Countries such as Canada, the United States, Britain and Australia are home to thousands of doctors, nurses and pharmacists from Africa. Some have chosen to immigrate themselves, but many have been lured to their new homes with offers of an enormous increase in pay, moving expenses and help to navigate the visa and citizenship processes.

The number of doctors from sub-Sarahan countries alone who are working in the four countries is staggering—an estimated 13,272.

Mills himself was on an operating table in South Africa last year after suffering an accident. He said the physician’s cellphone buzzed several times throughout the procedure; the doctor told him the calls were from recruiters.

When Canada or another wealthy country recruits in South Africa—as the Shoppers Drug Mart chain was attempting to do with pharmacists last fall—the effect is like tumbling dominos. South Africa in turn fills its vacancies by recruiting from other, less affluent African countries.

The problem in many countries is dire, with doctor to patient ratios that are completely untenable. In Malawi, there is one doctor for every 50,000 people, while in Canada there is one for every 500.

While the battle to get affordable antiretroviral drugs to Africans with HIV-AIDS is paying off, the health-care workers to deliver the drugs don’t exist, Mills said.

He noted that in Northern Uganda, nurses aides—people with a year or two of training—are now being trained to undertake the delicate task of starting HIV-positive infants on antiretroviral therapy. It’s a job best performed by pediatricians, but there are none to do it.

Many of the plundered countries have taken to training health-care staff to sub-optimal levels—medical officers instead of doctors—so they are less desirable to foreign recruiters, Mills said, noting it is the only way they can hang onto personnel.

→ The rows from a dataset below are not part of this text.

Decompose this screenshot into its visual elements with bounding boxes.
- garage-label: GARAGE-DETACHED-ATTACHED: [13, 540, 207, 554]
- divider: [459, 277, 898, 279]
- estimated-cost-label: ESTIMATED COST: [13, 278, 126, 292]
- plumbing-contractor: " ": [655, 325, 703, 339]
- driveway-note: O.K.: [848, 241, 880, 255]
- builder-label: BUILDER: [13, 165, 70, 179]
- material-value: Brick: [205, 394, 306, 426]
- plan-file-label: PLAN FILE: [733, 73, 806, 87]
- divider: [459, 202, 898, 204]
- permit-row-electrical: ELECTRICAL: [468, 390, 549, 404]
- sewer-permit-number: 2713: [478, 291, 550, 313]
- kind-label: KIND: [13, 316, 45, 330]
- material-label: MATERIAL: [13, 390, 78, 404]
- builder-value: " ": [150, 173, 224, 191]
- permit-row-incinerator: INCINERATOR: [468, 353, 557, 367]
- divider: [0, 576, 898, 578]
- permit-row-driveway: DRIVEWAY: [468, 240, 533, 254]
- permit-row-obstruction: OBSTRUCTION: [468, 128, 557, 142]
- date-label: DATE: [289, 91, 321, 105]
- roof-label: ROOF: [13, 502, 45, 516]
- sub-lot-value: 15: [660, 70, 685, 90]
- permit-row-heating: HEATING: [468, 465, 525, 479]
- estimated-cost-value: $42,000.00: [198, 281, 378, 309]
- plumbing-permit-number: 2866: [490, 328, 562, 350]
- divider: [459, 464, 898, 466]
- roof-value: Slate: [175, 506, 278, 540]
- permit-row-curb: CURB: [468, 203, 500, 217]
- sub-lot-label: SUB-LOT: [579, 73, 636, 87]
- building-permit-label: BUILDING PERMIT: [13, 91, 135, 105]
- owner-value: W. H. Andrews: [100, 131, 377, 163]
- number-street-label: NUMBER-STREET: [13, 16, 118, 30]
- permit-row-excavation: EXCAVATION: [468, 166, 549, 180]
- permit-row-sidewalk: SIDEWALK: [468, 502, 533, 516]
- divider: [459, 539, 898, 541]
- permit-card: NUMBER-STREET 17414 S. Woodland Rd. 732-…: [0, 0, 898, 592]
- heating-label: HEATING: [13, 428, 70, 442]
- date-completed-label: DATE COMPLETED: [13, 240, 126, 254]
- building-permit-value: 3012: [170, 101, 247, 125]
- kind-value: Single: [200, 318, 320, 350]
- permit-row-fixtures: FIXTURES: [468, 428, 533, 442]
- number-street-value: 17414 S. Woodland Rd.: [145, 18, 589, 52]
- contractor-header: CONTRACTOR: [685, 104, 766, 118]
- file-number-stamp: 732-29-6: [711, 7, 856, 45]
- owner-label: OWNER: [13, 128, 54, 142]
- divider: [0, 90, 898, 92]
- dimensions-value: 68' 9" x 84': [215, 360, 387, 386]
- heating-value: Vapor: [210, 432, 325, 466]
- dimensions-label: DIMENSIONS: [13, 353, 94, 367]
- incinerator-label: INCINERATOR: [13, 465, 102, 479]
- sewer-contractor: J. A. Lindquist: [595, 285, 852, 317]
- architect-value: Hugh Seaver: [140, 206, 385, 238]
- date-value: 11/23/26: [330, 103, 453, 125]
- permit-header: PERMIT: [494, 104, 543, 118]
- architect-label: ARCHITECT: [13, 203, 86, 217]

He and his colleagues contend that the impact of this poaching of Africa’s health-care professionals constitutes an international crime that is contributing to the deterioration of essential health-care services on the continent.

Dr. Amir Attaran, a Canada Research Chair in law, population health and global development policy, sympathizes with the aim of the argument. But he said he does not agree with the position that poaching health professionals is a crime under international law.

“I don’t have any difficulty saying that it would be lovely and I would prefer to live in a world where it were criminal,” said Attaran, who teaches in the University of Ottawa’s Institute of Population Health and the faculty of law.

“But their argument is that already customary international law tells us that this recruitment should stop. . . . That is an incorrect understanding of what customary international law is.”

Attaran co-authored an article published in January by the Canadian Medical Association Journal which denounced Shoppers Drug Mart for recruiting in South Africa. He said Canada’s policy in the early 1990s to cut back enrolment spots in medical schools created a situation where this country can’t now—and won’t be able in the foreseeable future—meet its own need for doctors.

“If you want to look at it over a course of two decades, our management of health systems in this country has gone from nearly negligent to morally reprehensible,” he said.

“The negligent decision was we wouldn’t train, and it would save us a few dollars here and there. The reprehensible one is we go: ‘Oh, we should have trained. We didn’t. Gosh. Well, let’s just poach.”